Development and thermal characteristics of phase change nanoemulsions for low-temperature thermal energy storage

Using ethylene glycol solution as the base fluid has demonstrated its effectiveness in reducing the freezing point of the continuous phase in phase change emulsions. This, in turn, enhances the stability of the emulsion at low temperatures, which has significant implications for applications requiring emulsions in such conditions. However, there is a notable absence of comprehensive studies on this topic. In this study, we utilized the phase conversion method to prepare hexadecane emulsions with varying mass fractions, using ethylene glycol aqueous solution as the base fluid. The impact of the ratio of hexadecane to surfactant and the formulation of the surfactants on the dispersion stability of the emulsions were systematically investigated and optimized. Furthermore, the phase change and thermal properties of the emulsions were examined. Based on these results, the energy storage capacity and pumping power of the emulsions were calculated and compared with those of the base fluid.

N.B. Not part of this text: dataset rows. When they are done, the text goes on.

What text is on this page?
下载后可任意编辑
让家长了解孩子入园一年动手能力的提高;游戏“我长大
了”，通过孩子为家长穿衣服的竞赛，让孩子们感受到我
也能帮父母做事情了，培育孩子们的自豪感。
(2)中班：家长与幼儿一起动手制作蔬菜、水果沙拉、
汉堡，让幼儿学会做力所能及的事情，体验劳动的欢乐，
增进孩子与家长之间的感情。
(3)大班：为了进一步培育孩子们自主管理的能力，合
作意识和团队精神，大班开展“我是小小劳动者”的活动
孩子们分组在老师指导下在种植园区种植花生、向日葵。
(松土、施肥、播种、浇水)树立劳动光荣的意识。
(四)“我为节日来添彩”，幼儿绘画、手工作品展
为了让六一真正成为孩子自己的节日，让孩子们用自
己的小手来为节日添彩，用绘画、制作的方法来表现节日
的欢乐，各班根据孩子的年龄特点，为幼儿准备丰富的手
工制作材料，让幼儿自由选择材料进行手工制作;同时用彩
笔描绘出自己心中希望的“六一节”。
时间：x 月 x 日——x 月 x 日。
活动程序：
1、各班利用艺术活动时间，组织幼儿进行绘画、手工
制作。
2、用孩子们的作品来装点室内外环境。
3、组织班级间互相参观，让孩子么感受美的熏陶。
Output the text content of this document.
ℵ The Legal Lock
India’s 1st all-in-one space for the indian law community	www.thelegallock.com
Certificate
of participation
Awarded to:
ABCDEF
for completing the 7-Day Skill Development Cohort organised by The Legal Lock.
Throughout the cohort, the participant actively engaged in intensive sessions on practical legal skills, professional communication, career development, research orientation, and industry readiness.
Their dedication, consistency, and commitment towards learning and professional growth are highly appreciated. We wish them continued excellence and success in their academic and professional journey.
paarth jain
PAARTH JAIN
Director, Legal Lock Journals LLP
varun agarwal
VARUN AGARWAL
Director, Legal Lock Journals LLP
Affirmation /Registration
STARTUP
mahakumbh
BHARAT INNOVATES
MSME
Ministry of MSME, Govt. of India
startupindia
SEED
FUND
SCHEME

The results indicate that as the mass fraction of phase change material (PCM) increases, the energy storage capacity and viscosity of the emulsions also increase, while the thermal conductivity decreases. Additionally, the energy storage capacities of the emulsions surpass that of the base fluid, and the pumping power is reduced at relatively low PCM mass fractions and within the heat storage temperature range. The appropriate mass fraction of PCM were determined by comparing these outcomes.